Saturday 14 May 2011

Kat Wright Tic Tocc 5

Kat's Tic tocc 5
What unexpected thing do you discover inside this dusty old copper kettle?
The cat came out of the garage, licking his lips and trailed by a little breeze carrying a swirl of tiny feathers. Oh No! Not another bird. Everything looks the same, rows of of paint cans, cardboard boxes from an abandoned house move project, the project Cabriolet shrouded in old curtains.
Ah... a copper kettle lid lies upside down on the floor and a few more feathers. I look inside the kettle fearfully expecting a ravaged nest. Probably a robin, they're renowned for making picturesque nests in kettles, just as they like to stand on snowy spades for Christmas cards... But no, there's only what looks like a toy mouse inside. Then I jump and nearly drop the kettle. My first instinct is pure survival, I put it back on the shelf and back away to the door. An echoey voice suddenly says,
Hey, now you're here, can you get me some food?”
I look around, the voice is high pitched with a Donald Duck, cartoon like sound. Only the echoey, metallic ring makes it sound as if it were coming from inside a... kettle.
I take a step nearer. Two beady eyes surface from the rim of the kettle and observe me with friendly tolerance.
OK, you've seen me now. I've had a bad fright from your pampered pussycat there. He's finished off my foster family, so now I'm in my own.The least you can do is get me something to restore my strength.”
Are you a cuckoo or something?” I ask idiotically, as if the creature's species were more remarkable than the fact that it was talking to me. In English too. What are the chances of that?
Or something.” it said, without enlightening me further.
You dont seem very upset about your foster family? And why didn't he eat you too?”
It's hard to relate to four blind bags of feathers with bad breath and a female robin with an attitude problem and Tourettes syndrome. I told the cat to GET DOWN very assertively, and it did as it was told. Now, food PLEASE, quickly.”
What do you want?”
Oh,a petal from the flowers that grow in the mountains of the moon.No,only joking; a slug of good olive oil'. And some linseeds tomorrow. That should just about do it.”

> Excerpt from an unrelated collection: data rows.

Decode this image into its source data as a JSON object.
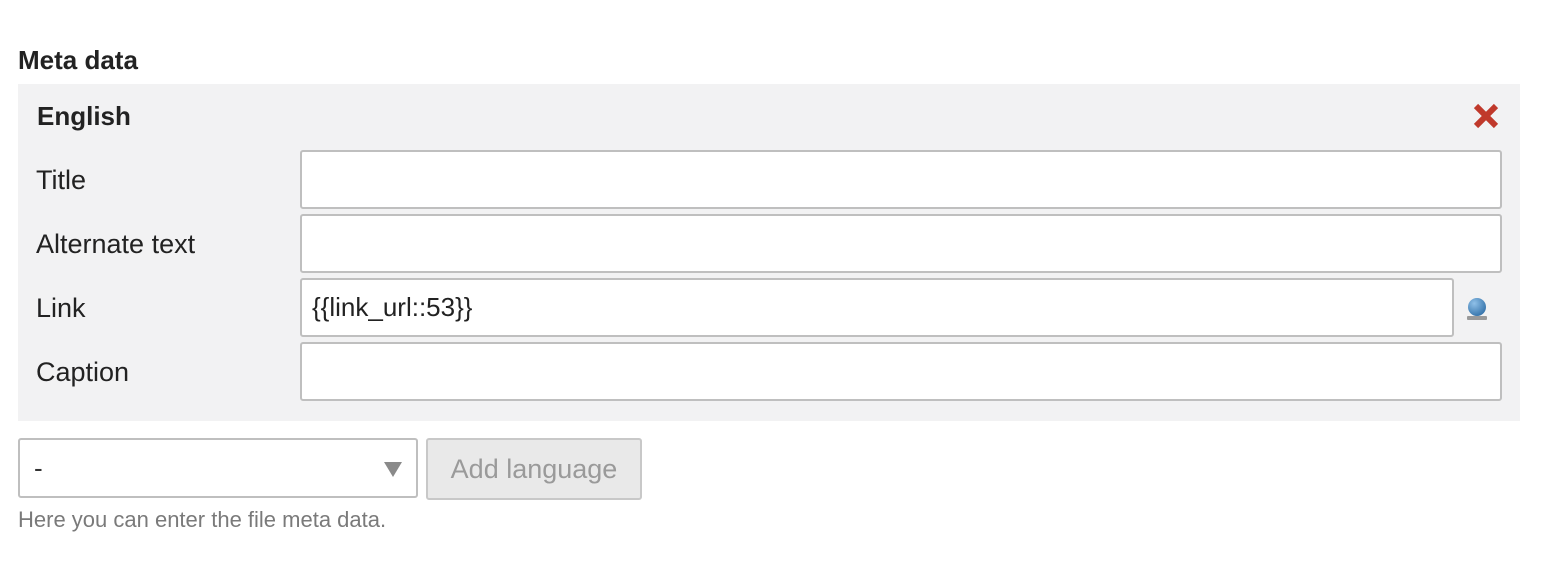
{
  "section": {
    "title": "Meta data"
  },
  "language_block": {
    "title": "English",
    "delete_icon": "close-x-icon",
    "delete_color": "#c0392b",
    "fields": {
      "title": {
        "label": "Title",
        "value": ""
      },
      "alt": {
        "label": "Alternate text",
        "value": ""
      },
      "link": {
        "label": "Link",
        "value": "{{link_url::53}}",
        "picker_icon": "globe-picker-icon",
        "picker_color": "#3a7ab8"
      },
      "caption": {
        "label": "Caption",
        "value": ""
      }
    }
  },
  "add_language": {
    "select_value": "-",
    "select_icon": "chevron-down-icon",
    "button_label": "Add language"
  },
  "help": {
    "text": "Here you can enter the file meta data."
  }
}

This went on for three days and the thing grew and grew. In the end it was just perching on top of the kettle as if it were a bar stool. On Friday it asked me for firelighters. It said it liked the taste of parafin!
In the middle of the night I was awoken by a crackling, ominous sound. I leaped out of bed, I've slept badly all week and felt over alert. Not surprising really. I opened the roof window and peered out to the garage, which has a half glazed door I can see from the bedroom. For an instant I thought there was a fire, but the amber, dancing flames in there suddenly died down.The door burst open and an apparition sailed out, flapping huge, glistening wings of gold and scarlet and blue. It flew up to the top of the third oak tree and looked at me for a moment, a cockade of black feathers nodding on it's head.I gasped. It was the most unearthly sight, especially as an enormous half moon was out in the summer sky, which was an almost tropical velvet blue. The eyes were the same, beady, sardonic. Then it flew off, straight towards the moon. It was too much for the cat. With a low growl he ran downstairs and through the cat flap. I had a feeling of de ja vu, watching him surounded by an eddying breeze of feathers. But this time they were red gold, and shone in the moonlight with an inner fire.

In the garage, I put the kettle back on the shelf and replaced the lid. It was not at all the worse for wear. Only ashes remained, of course.